Despite some recovery in
headline Gross Domestic Product (GDP) to 6.28 per cent and
decline in inflation, analysts have issued fresh warnings that the so-called
growth in the nation’s economy is rooted precariously on shaky fundamentals
that could swing otherwise any moment.
They warned the
Central Bank of Nigeria’s Monetary Policy Committee
(MPC) not to contemplate slowing interest rates based on government
statement that inflation has reduced and growth was recorded in the second
quarter of 2012.
Razia Khan, Regional Head of Research, Africa
Global Research, Standard Chartered Bank, London said, “Despite some recovery
in headline GDP, to 6.28 per cent year-on-year (y/y) in the
second quarter of 2012 from 6.17 per cent in first quarter, non-oil GDP continues to slow, rising only 7.5 per cent y/y
from 7.93 per cent in first quarter 2012 and 8.85 per cent in second quarter of
2011”.
Growth in the nation’s economy was mostly driven by the non-oil sector. Although the oil sector accounts for much of the revenues accruable to government, its contribution to economic growth is far less than that of agriculture for instance. During the period under review, the oil sector contributed about 16.26 per cent only to real GDP, while agriculture contributed over 42 per cent. Khan argued that, although the worst of the volatility in the interbank market appeared to have settled, this did not necessarily imply that easing would be imminent.

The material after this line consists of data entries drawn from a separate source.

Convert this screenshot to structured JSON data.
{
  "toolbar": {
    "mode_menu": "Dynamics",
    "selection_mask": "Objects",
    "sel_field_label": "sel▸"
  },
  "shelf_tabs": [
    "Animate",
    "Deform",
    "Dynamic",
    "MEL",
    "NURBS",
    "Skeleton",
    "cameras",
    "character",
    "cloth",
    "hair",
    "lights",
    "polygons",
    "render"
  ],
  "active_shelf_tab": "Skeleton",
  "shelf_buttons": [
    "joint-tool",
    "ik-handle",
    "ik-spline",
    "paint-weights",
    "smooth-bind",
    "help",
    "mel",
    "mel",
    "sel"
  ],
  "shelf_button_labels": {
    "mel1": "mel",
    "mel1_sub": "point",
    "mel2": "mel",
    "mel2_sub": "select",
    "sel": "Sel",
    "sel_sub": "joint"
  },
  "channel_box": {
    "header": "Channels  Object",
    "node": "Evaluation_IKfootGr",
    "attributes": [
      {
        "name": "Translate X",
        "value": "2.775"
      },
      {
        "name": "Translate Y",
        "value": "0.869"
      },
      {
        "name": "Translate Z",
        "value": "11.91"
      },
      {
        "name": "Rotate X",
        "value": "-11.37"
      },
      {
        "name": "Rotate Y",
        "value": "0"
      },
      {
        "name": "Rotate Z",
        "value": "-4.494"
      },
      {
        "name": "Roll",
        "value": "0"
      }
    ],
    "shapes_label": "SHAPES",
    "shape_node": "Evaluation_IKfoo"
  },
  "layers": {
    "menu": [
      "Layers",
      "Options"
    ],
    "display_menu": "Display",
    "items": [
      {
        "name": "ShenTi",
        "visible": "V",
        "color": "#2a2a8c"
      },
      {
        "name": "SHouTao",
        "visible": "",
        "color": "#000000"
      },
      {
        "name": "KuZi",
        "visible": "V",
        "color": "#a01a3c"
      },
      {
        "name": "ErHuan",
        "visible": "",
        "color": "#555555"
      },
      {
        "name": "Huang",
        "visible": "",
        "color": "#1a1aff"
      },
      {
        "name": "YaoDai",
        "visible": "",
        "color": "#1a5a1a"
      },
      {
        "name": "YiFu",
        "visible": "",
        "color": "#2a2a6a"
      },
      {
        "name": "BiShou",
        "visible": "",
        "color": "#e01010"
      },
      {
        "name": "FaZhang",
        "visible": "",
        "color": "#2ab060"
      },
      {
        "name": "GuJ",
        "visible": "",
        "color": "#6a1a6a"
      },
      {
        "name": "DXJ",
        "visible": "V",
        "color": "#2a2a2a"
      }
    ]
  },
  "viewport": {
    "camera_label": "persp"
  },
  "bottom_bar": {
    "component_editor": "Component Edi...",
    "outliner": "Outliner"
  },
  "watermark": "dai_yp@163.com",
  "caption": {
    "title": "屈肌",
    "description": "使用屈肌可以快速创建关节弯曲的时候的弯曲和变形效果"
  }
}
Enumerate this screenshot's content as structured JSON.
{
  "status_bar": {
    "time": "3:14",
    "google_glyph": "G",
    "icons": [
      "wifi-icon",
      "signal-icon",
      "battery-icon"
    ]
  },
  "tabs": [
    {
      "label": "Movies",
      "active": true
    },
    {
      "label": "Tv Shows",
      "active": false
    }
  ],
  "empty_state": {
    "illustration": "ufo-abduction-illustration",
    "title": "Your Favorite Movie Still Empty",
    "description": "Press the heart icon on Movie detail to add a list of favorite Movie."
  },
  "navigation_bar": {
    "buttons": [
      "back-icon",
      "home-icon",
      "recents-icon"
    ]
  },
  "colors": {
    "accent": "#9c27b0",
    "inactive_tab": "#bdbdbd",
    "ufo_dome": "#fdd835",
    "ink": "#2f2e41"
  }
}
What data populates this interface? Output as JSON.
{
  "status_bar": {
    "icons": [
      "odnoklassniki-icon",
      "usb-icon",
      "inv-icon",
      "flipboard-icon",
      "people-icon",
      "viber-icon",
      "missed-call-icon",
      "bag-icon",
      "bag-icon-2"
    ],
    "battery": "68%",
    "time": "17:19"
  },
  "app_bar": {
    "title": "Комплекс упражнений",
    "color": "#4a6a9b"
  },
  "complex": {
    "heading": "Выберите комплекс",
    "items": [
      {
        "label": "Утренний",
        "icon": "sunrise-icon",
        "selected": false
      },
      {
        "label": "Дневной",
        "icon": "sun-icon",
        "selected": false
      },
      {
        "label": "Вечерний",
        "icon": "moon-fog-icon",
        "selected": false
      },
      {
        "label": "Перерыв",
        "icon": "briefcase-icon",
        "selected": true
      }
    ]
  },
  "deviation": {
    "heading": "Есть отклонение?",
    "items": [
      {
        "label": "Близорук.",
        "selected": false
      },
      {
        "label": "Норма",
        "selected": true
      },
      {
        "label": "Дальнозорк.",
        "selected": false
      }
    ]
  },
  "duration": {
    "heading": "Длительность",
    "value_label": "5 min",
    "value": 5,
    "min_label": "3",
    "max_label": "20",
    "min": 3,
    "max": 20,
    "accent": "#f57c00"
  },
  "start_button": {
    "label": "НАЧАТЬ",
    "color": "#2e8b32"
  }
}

“Despite Nigeria’s potential index
inclusion, which has led to strong inflows allowing the currency to strengthen,
global risks remain. Any downside shock to oil prices would still leave Nigeria vulnerable. Plus oil output
seems to have disappointed further in Q2 – according to the GDP data. We
expect the emphasis on rebuilding foreign exchange reserves to more comfortable
levels to remain in place”, she said.
On why interest rates should
not be lowered today by the MPC, she argued that, while it would be nice to
imagine a transmission mechanism that does not exist, the fact is, there is not
much evidence that cutting interest rates now will do much to lift real sector
prospects – at least, not nearly fast enough.
“As far as influencing the
interest rate decision, the weakness of current GDP growth is a
non-argument. There may be room for easier monetary policy eventually –
when the authorities are more comfortable with evidence of a sustained downward
trend in inflation, when core inflation on a twelve-month basis suggests that
there is room for easing (currently, it does not), when foreign exchange
reserves are higher and external vulnerabilities have been reduced and
sustained, naira strength is more certain.
“We don’t believe we have
reached that point just yet, and therefore see little need for any imminent
adjustment to either the Cash Reserve Ratio (CRR) or Monetary Policy Rate
(MPR)”, Khan said.
Samir Gadio, analyst with
Standard Bank, London, is concerned about the
fiscal policy. He said fiscal policy still remains a cause for concern. Gadio
said though the gross Excess Crude Account (ECA) balance allegedly recently
rose to $8.0 billion (3.1 per cent of GDP), it is meagre compared
with a median fiscal savings-to-GDP ratio of around 65 per cent
among major oil exporting nations.
“Yet the authorities’
ability to accumulate significant oil savings remains questionable in the
absence of a comprehensive and effective oil fiscal rule. Currently there are
few signs of a solution to the Sovereign Wealth Fund (SWF) imbroglio since the
ECA will probably remain a separate entity for some time.
“Besides, long-term risks to
Nigeria’s macroeconomic position stem from the substantial fiscal expansion at
the federally consolidated level, despite early signs of budgetary
consolidation in the Federal Government tier”, said Gadio.
In a related development,
Jide Solanke, analyst and strategist with FSDH Securities in Lagos notes that
an analysis of the consumer prices monitored across the country in August shows
that price of tubers and vegetables dropped due to the harvest season,
especially coming from yam and its impact on other tubers.
Solanke expressed
reservation about the sustainability of lower inflation rate, saying the price
of rice monitored showed an increase of about 2.04 percent between July and
August 2012.
“It is worthy to note that,
rice accounts for about nine percent of total household expenditure in Nigeria. Prices of maize and wheat
also increased over July figures, while price of bread remained the same”,
Solanke said. The price of bread has however shot up significantly in September.